LONDON – Royal Dutch Shell Plc announced on Thursday the sale of onshore U.S. shale gas assets as the energy company restructures its North America production and reins in costs.
Shell said it had agreed to sell its relatively mature natural gas-producing properties in Wyoming's Pinedale field and Louisiana's Haynesville field for about $2.1 billion in cash.
The Anglo-Dutch company is selling the Pinedale asset to Ultra Petroleum in exchange for $925 million in cash and acreage in the Marcellus and Utica oil and gas shale fields in Pennsylvania.
It will sell the Haynesville asset to Vine Oil & Gas LP and its partner Blackstone for $1.2 billion.
"We continue to restructure and focus our North America shale oil and gas portfolio to deliver the most value in the longer term," said Marvin Odum, Shell's Upstream Americas Director.
In the second quarter of 2014, Shell produced 190 million cubic feet per day (mcf/d) of natural gas from Pinedale. The Haynesville gas production reached 700 mcf/d as of July 1, Shell said.

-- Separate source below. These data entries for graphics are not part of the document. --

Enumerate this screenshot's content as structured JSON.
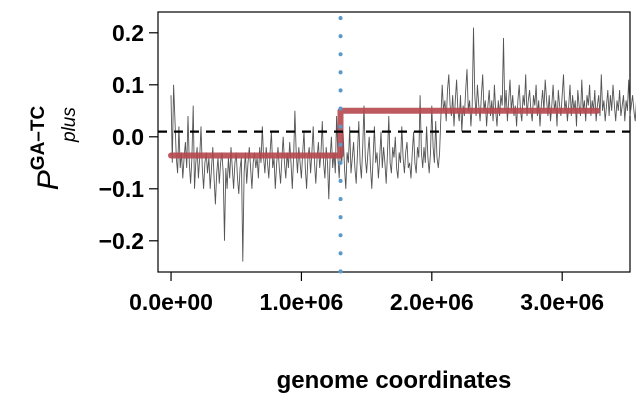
{
  "chart_data": {
    "type": "line",
    "title": "",
    "xlabel": "genome coordinates",
    "ylabel": {
      "main": "P",
      "superscript": "GA–TC",
      "subscript": "plus"
    },
    "xlim": [
      -100000,
      3520000
    ],
    "ylim": [
      -0.26,
      0.24
    ],
    "x_ticks": [
      {
        "value": 0,
        "label": "0.0e+00"
      },
      {
        "value": 1000000,
        "label": "1.0e+06"
      },
      {
        "value": 2000000,
        "label": "2.0e+06"
      },
      {
        "value": 3000000,
        "label": "3.0e+06"
      }
    ],
    "y_ticks": [
      {
        "value": -0.2,
        "label": "−0.2"
      },
      {
        "value": -0.1,
        "label": "−0.1"
      },
      {
        "value": 0.0,
        "label": "0.0"
      },
      {
        "value": 0.1,
        "label": "0.1"
      },
      {
        "value": 0.2,
        "label": "0.2"
      }
    ],
    "grid": false,
    "noisy_series": {
      "color": "#555555",
      "x_start": 0,
      "x_step": 10000,
      "y": [
        0.08,
        -0.05,
        0.1,
        0.03,
        -0.04,
        -0.07,
        0.02,
        -0.06,
        -0.03,
        -0.08,
        -0.04,
        -0.01,
        -0.06,
        0.04,
        -0.05,
        -0.09,
        -0.04,
        0.06,
        -0.1,
        -0.05,
        -0.02,
        -0.08,
        -0.04,
        0.02,
        -0.06,
        -0.1,
        -0.05,
        -0.03,
        -0.07,
        -0.04,
        -0.1,
        -0.06,
        -0.02,
        -0.08,
        -0.13,
        -0.07,
        -0.04,
        -0.09,
        -0.05,
        -0.03,
        -0.07,
        -0.2,
        -0.06,
        -0.1,
        -0.04,
        -0.08,
        -0.02,
        -0.06,
        -0.1,
        -0.05,
        -0.03,
        -0.08,
        -0.11,
        -0.06,
        -0.04,
        -0.24,
        -0.07,
        -0.03,
        -0.09,
        -0.05,
        -0.02,
        -0.06,
        -0.1,
        -0.05,
        -0.03,
        -0.06,
        -0.04,
        -0.08,
        -0.02,
        -0.05,
        0.02,
        -0.04,
        -0.07,
        -0.02,
        -0.05,
        -0.08,
        -0.03,
        0.01,
        -0.06,
        -0.04,
        -0.1,
        -0.05,
        -0.02,
        -0.06,
        -0.09,
        -0.04,
        0.0,
        -0.05,
        -0.08,
        -0.03,
        -0.06,
        -0.01,
        -0.05,
        -0.1,
        -0.04,
        0.05,
        -0.03,
        -0.07,
        -0.02,
        -0.05,
        -0.08,
        -0.03,
        0.01,
        -0.06,
        -0.1,
        -0.04,
        -0.02,
        -0.07,
        -0.03,
        0.02,
        -0.05,
        -0.09,
        -0.04,
        -0.01,
        -0.06,
        -0.03,
        0.03,
        -0.05,
        -0.08,
        -0.02,
        -0.05,
        -0.12,
        -0.04,
        0.0,
        -0.06,
        -0.03,
        -0.07,
        0.04,
        -0.04,
        -0.08,
        -0.02,
        -0.05,
        0.01,
        -0.06,
        -0.1,
        -0.03,
        -0.05,
        0.02,
        -0.07,
        -0.04,
        -0.01,
        -0.06,
        -0.09,
        -0.03,
        0.03,
        -0.05,
        -0.08,
        -0.02,
        0.06,
        -0.04,
        -0.07,
        -0.03,
        0.0,
        -0.06,
        -0.1,
        -0.04,
        0.02,
        -0.05,
        -0.03,
        -0.08,
        -0.04,
        0.01,
        -0.06,
        -0.02,
        -0.05,
        -0.09,
        -0.03,
        0.04,
        -0.05,
        -0.07,
        -0.02,
        -0.04,
        0.0,
        -0.06,
        -0.08,
        -0.03,
        -0.05,
        0.02,
        -0.04,
        -0.07,
        -0.03,
        -0.01,
        -0.06,
        -0.05,
        -0.08,
        -0.03,
        0.01,
        -0.05,
        -0.07,
        -0.02,
        -0.04,
        0.08,
        -0.03,
        -0.06,
        -0.02,
        -0.05,
        0.02,
        -0.04,
        -0.07,
        -0.03,
        0.06,
        -0.02,
        -0.05,
        0.03,
        -0.04,
        -0.06,
        -0.03,
        0.04,
        0.1,
        0.05,
        0.07,
        0.03,
        0.09,
        0.12,
        0.06,
        0.04,
        0.08,
        0.02,
        0.07,
        0.11,
        0.05,
        0.03,
        0.08,
        0.01,
        0.06,
        0.04,
        0.09,
        0.13,
        0.05,
        0.07,
        0.02,
        0.06,
        0.21,
        0.08,
        0.04,
        0.1,
        0.06,
        0.03,
        0.08,
        0.12,
        0.05,
        0.07,
        0.02,
        0.06,
        0.09,
        0.04,
        0.07,
        0.03,
        0.1,
        0.05,
        0.02,
        0.07,
        0.04,
        0.08,
        0.06,
        0.19,
        0.05,
        0.09,
        0.03,
        0.07,
        0.11,
        0.05,
        0.08,
        0.04,
        0.06,
        0.02,
        0.07,
        0.1,
        0.05,
        0.03,
        0.08,
        0.06,
        0.12,
        0.04,
        0.07,
        0.09,
        0.05,
        0.03,
        0.08,
        0.06,
        0.1,
        0.04,
        0.07,
        0.02,
        0.06,
        0.09,
        0.05,
        0.11,
        0.07,
        0.04,
        0.08,
        0.03,
        0.06,
        0.1,
        0.05,
        0.07,
        0.02,
        0.09,
        0.06,
        0.04,
        0.08,
        0.12,
        0.05,
        0.07,
        0.03,
        0.06,
        0.1,
        0.04,
        0.08,
        0.05,
        0.07,
        0.02,
        0.09,
        0.06,
        0.04,
        0.11,
        0.05,
        0.07,
        0.03,
        0.08,
        0.06,
        0.1,
        0.04,
        0.07,
        0.05,
        0.09,
        0.03,
        0.06,
        0.08,
        0.04,
        0.12,
        0.05,
        0.07,
        0.03,
        0.06,
        0.09,
        0.04,
        0.08,
        0.05,
        0.1,
        0.06,
        0.03,
        0.07,
        0.05,
        0.09,
        0.04,
        0.06,
        0.08,
        0.03,
        0.07,
        0.05,
        0.11,
        0.04,
        0.06,
        0.08,
        0.05,
        0.03,
        0.07,
        0.09,
        0.04,
        0.06,
        0.05
      ]
    },
    "step_series": {
      "color": "#b5484f",
      "segments": [
        {
          "x_start": 0,
          "x_end": 1300000,
          "y": -0.036
        },
        {
          "x_start": 1300000,
          "x_end": 3270000,
          "y": 0.05
        }
      ]
    },
    "hline": {
      "y": 0.01,
      "style": "dashed",
      "color": "#000000"
    },
    "vline": {
      "x": 1300000,
      "style": "dotted",
      "color": "#5a9ac8"
    }
  }
}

Shell, like many other global oil companies, is carrying out a broad cost-cutting drive aimed at boosting profits. Its Chief Executive Ben van Beurden is seeking to offload $15 billion-worth of assets by the end of 2015.
The company has focused on selling gas assets where development costs are high while revenues are relatively low compared with the oil sector, especially as natural gas prices around the world have dropped sharply this year.